Typical columns might include numeric fields such as 'BirthYear' or categorical fields such as 'Breed'.

In [None]:
# For this example, we make the following assumptions based on likely field names in the main record set:
# You should replace these values with actual @id strings printed above if different.
# Suppose '@id' of the birth year field is 'https://api.app.sen.science/frontiers/7280980/birthYear'
# and the breed field is 'https://api.app.sen.science/frontiers/7280980/breed'

df = dataframes[main_record_set]
# Try to auto-detect likely numeric/birth year and breed fields

# Identify numeric/categorical fields by checking column names @id
birth_year_field = None
breed_field = None
for col in df.columns:
    lowercase_col = col.lower()
    if 'birth' in lowercase_col or 'year' in lowercase_col:
        birth_year_field = col
    if 'breed' in lowercase_col:
        breed_field = col

if birth_year_field is not None:
    print(f"Numeric field selected for EDA (birth year): {birth_year_field}")
else:
    # As fallback, just take the first numeric column
    birth_year_field = df.select_dtypes('number').columns[0]
    print(f"Fallback numeric field used: {birth_year_field}")
if breed_field is not None:
    print(f"Categorical/group field selected for EDA (breed): {breed_field}")
else:
    # Fallback to any object column
    breed_field = df.select_dtypes('object').columns[0]

# Filter for dogs born after 2015, as example
threshold = 2015
filtered_df = df[df[birth_year_field] > threshold]
print(f"Filtered records with {birth_year_field} > {threshold}:")
print(filtered_df.head())

# Normalize the birth year
filtered_df = filtered_df.copy()  # Avoid SettingWithCopyWarning
filtered_df[f"{birth_year_field}_normalized"] = (filtered_df[birth_year_field] - filtered_df[birth_year_field].mean()) / filtered_df[birth_year_field].std()
print(f"Normalized {birth_year_field} for filtered records:")
print(filtered_df[[birth_year_field, f"{birth_year_field}_normalized"]].head())

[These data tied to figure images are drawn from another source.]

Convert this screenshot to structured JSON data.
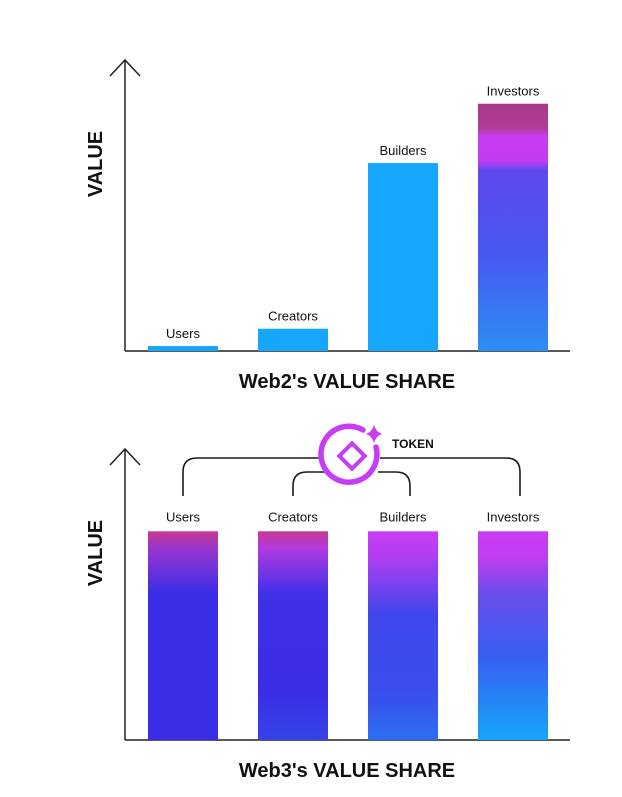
{
  "chart_data": [
    {
      "type": "bar",
      "title": "Web2's VALUE SHARE",
      "ylabel": "VALUE",
      "xlabel": "",
      "categories": [
        "Users",
        "Creators",
        "Builders",
        "Investors"
      ],
      "values": [
        2,
        9,
        76,
        100
      ],
      "ylim": [
        0,
        110
      ],
      "grid": false,
      "colors": {
        "bar": "#16A6FC",
        "axis": "#222222"
      }
    },
    {
      "type": "bar",
      "title": "Web3's VALUE SHARE",
      "ylabel": "VALUE",
      "xlabel": "",
      "categories": [
        "Users",
        "Creators",
        "Builders",
        "Investors"
      ],
      "values": [
        100,
        100,
        100,
        100
      ],
      "ylim": [
        0,
        115
      ],
      "grid": false,
      "connector": {
        "label": "TOKEN",
        "icon": "token-icon"
      },
      "colors": {
        "bar_top": "#C73CF5",
        "bar_body": "#3A2DE6",
        "bar_bottom": "#16A6FC",
        "token": "#C73CF5",
        "axis": "#222222"
      }
    }
  ]
}
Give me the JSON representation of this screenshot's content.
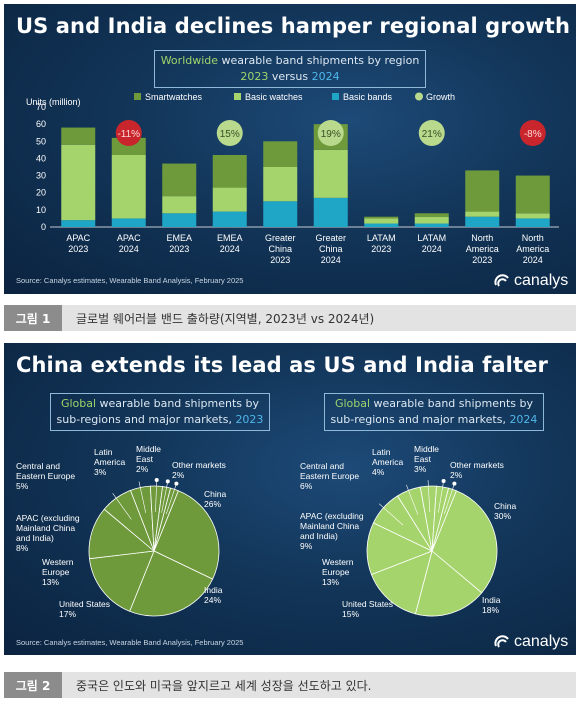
{
  "figure1": {
    "title": "US and India declines hamper regional growth",
    "subtitle_accent": "Worldwide",
    "subtitle_rest": " wearable band shipments by region",
    "subtitle_year_a": "2023",
    "subtitle_mid": " versus ",
    "subtitle_year_b": "2024",
    "source": "Source: Canalys estimates, Wearable Band Analysis, February 2025",
    "logo": "canalys",
    "caption_label": "그림 1",
    "caption_text": "글로벌 웨어러블 밴드 출하량(지역별, 2023년 vs 2024년)"
  },
  "figure2": {
    "title": "China extends its lead as US and India falter",
    "source": "Source: Canalys estimates, Wearable Band Analysis, February 2025",
    "logo": "canalys",
    "caption_label": "그림 2",
    "caption_text": "중국은 인도와 미국을 앞지르고 세계 성장을 선도하고 있다."
  },
  "colors": {
    "smartwatches": "#6f9a3c",
    "basic_watches": "#a6d46c",
    "basic_bands": "#1fa6c6",
    "growth_positive": "#b9d98d",
    "growth_negative": "#c8262c",
    "pie_2023": "#6f9a3c",
    "pie_2024": "#a6d46c"
  },
  "chart_data": [
    {
      "type": "bar",
      "stacked": true,
      "ylabel": "Units (million)",
      "ylim": [
        0,
        70
      ],
      "yticks": [
        0,
        10,
        20,
        30,
        40,
        50,
        60,
        70
      ],
      "grid": false,
      "legend_position": "top",
      "categories": [
        [
          "APAC",
          "2023"
        ],
        [
          "APAC",
          "2024"
        ],
        [
          "EMEA",
          "2023"
        ],
        [
          "EMEA",
          "2024"
        ],
        [
          "Greater",
          "China",
          "2023"
        ],
        [
          "Greater",
          "China",
          "2024"
        ],
        [
          "LATAM",
          "2023"
        ],
        [
          "LATAM",
          "2024"
        ],
        [
          "North",
          "America",
          "2023"
        ],
        [
          "North",
          "America",
          "2024"
        ]
      ],
      "series": [
        {
          "name": "Basic bands",
          "values": [
            4,
            5,
            8,
            9,
            15,
            17,
            2,
            2,
            6,
            5
          ]
        },
        {
          "name": "Basic watches",
          "values": [
            44,
            37,
            10,
            14,
            20,
            28,
            3,
            4,
            3,
            3
          ]
        },
        {
          "name": "Smartwatches",
          "values": [
            10,
            10,
            19,
            19,
            15,
            15,
            1,
            2,
            24,
            22
          ]
        }
      ],
      "growth": {
        "name": "Growth",
        "labels": [
          "-11%",
          "15%",
          "19%",
          "21%",
          "-8%"
        ],
        "category_index": [
          1,
          3,
          5,
          7,
          9
        ],
        "negative": [
          true,
          false,
          false,
          false,
          true
        ]
      }
    },
    {
      "type": "pie",
      "title_accent": "Global",
      "title_rest": " wearable band shipments by",
      "title_line2": "sub-regions and major markets, ",
      "title_year": "2023",
      "slices": [
        {
          "label": [
            "China",
            "26%"
          ],
          "value": 26
        },
        {
          "label": [
            "India",
            "24%"
          ],
          "value": 24
        },
        {
          "label": [
            "United States",
            "17%"
          ],
          "value": 17
        },
        {
          "label": [
            "Western",
            "Europe",
            "13%"
          ],
          "value": 13
        },
        {
          "label": [
            "APAC (excluding",
            "Mainland China",
            "and India)",
            "8%"
          ],
          "value": 8
        },
        {
          "label": [
            "Central and",
            "Eastern Europe",
            "5%"
          ],
          "value": 5
        },
        {
          "label": [
            "Latin",
            "America",
            "3%"
          ],
          "value": 3
        },
        {
          "label": [
            "Middle",
            "East",
            "2%"
          ],
          "value": 2
        },
        {
          "label": [
            "Other markets",
            "2%"
          ],
          "value": 2
        }
      ]
    },
    {
      "type": "pie",
      "title_accent": "Global",
      "title_rest": " wearable band shipments by",
      "title_line2": "sub-regions and major markets, ",
      "title_year": "2024",
      "slices": [
        {
          "label": [
            "China",
            "30%"
          ],
          "value": 30
        },
        {
          "label": [
            "India",
            "18%"
          ],
          "value": 18
        },
        {
          "label": [
            "United States",
            "15%"
          ],
          "value": 15
        },
        {
          "label": [
            "Western",
            "Europe",
            "13%"
          ],
          "value": 13
        },
        {
          "label": [
            "APAC (excluding",
            "Mainland China",
            "and India)",
            "9%"
          ],
          "value": 9
        },
        {
          "label": [
            "Central and",
            "Eastern Europe",
            "6%"
          ],
          "value": 6
        },
        {
          "label": [
            "Latin",
            "America",
            "4%"
          ],
          "value": 4
        },
        {
          "label": [
            "Middle",
            "East",
            "3%"
          ],
          "value": 3
        },
        {
          "label": [
            "Other markets",
            "2%"
          ],
          "value": 2
        }
      ]
    }
  ]
}
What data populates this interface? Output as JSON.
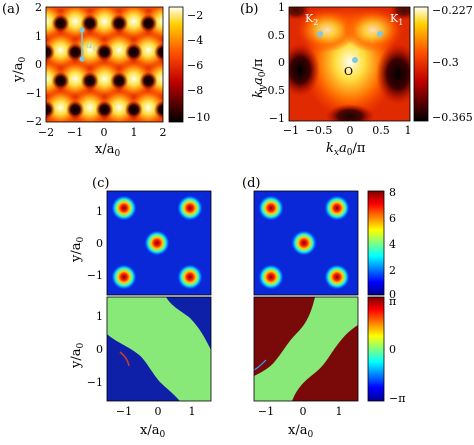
{
  "panels": {
    "a": {
      "label": "(a)",
      "ylabel": "y/a",
      "ylabel_sub": "0",
      "xlabel": "x/a",
      "xlabel_sub": "0",
      "xticks": [
        "−2",
        "−1",
        "0",
        "1",
        "2"
      ],
      "yticks": [
        "2",
        "1",
        "0",
        "−1",
        "−2"
      ],
      "colorbar_ticks": [
        "−2",
        "−4",
        "−6",
        "−8",
        "−10"
      ],
      "annotation": "a",
      "annotation_sub": "0"
    },
    "b": {
      "label": "(b)",
      "ylabel": "k",
      "ylabel_y": "y",
      "ylabel_rest": "a",
      "ylabel_sub": "0",
      "ylabel_tail": "/π",
      "xlabel": "k",
      "xlabel_x": "x",
      "xlabel_rest": "a",
      "xlabel_sub": "0",
      "xlabel_tail": "/π",
      "xticks": [
        "−1",
        "−0.5",
        "0",
        "0.5",
        "1"
      ],
      "yticks": [
        "1",
        "0.5",
        "0",
        "−0.5",
        "−1"
      ],
      "colorbar_ticks": [
        "−0.227",
        "−0.3",
        "−0.365"
      ],
      "points": [
        {
          "name": "K",
          "sub": "2"
        },
        {
          "name": "K",
          "sub": "1"
        },
        {
          "name": "O",
          "sub": ""
        }
      ]
    },
    "c": {
      "label": "(c)",
      "ylabel": "y/a",
      "ylabel_sub": "0",
      "xlabel": "x/a",
      "xlabel_sub": "0",
      "xticks": [
        "−1",
        "0",
        "1"
      ],
      "yticks": [
        "1",
        "0",
        "−1"
      ]
    },
    "d": {
      "label": "(d)",
      "xlabel": "x/a",
      "xlabel_sub": "0",
      "xticks": [
        "−1",
        "0",
        "1"
      ],
      "yticks": [
        "1",
        "0",
        "−1"
      ]
    },
    "density_colorbar_ticks": [
      "8",
      "6",
      "4",
      "2",
      "0"
    ],
    "phase_colorbar_ticks": [
      "π",
      "0",
      "−π"
    ]
  }
}
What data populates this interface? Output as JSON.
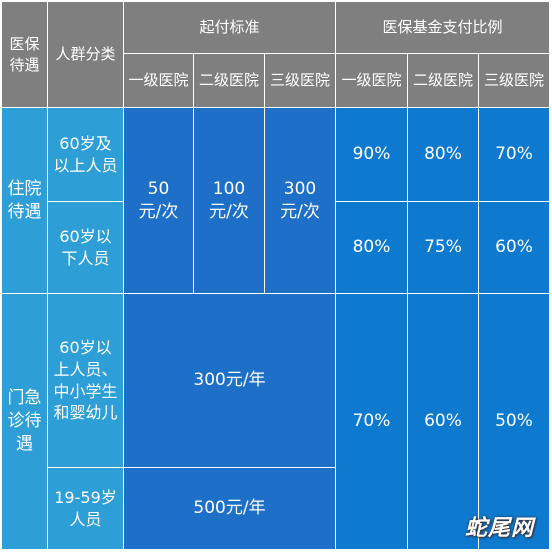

# Group by breed and compute average and count
if breed_field in df.columns:
    grouped = filtered_df.groupby(breed_field)[birth_year_field].agg(['mean', 'count']).sort_values('count', ascending=False)
    print(f"Grouped (breed) statistics:")
    print(grouped.head())

## 5. Visualization
Visualize data distributions and relationships between fields using matplotlib and seaborn.

In [None]:
import matplotlib.pyplot as plt
import seaborn as sns

# Histogram of birth years (for filtered data)
plt.figure(figsize=(8, 5))
sns.histplot(filtered_df[birth_year_field], bins=10, kde=True)
plt.title('Distribution of Birth Years of Registered Dogs (After 2015)')
plt.xlabel('Birth Year')
plt.ylabel('Count')
plt.show()

# Top 10 breeds by count in the filtered dataset
if breed_field in filtered_df.columns:
    top_breeds = filtered_df[breed_field].value_counts().head(10)
    plt.figure(figsize=(10, 6))
    sns.barplot(y=top_breeds.index, x=top_breeds.values, orient='h')
    plt.title('Top 10 Dog Breeds (2016 Onwards)')
    plt.xlabel('Number of Registered Dogs')
    plt.ylabel('Breed')
    plt.tight_layout()
    plt.show()

## 6. Conclusion
This exploration demonstrated end-to-end loading, inspection, and exploration of the Zurich dog registry dataset using the `mlcroissant` Python library.

* By referencing all record sets and fields by their `@id`s, the Croissant standard ensures reproducibility and clarity.
* We filtered the dataset for recent dog registrations, normalized birth year data, and identified the most popular dog breeds in Zurich in the recent period.
* These data preparation steps provide the foundation for further statistical analysis, machine learning, or policy research.

Further directions may include: exploring demographic correlations, longitudinal analysis, or spatial mapping of breeds if geo-data columns are available.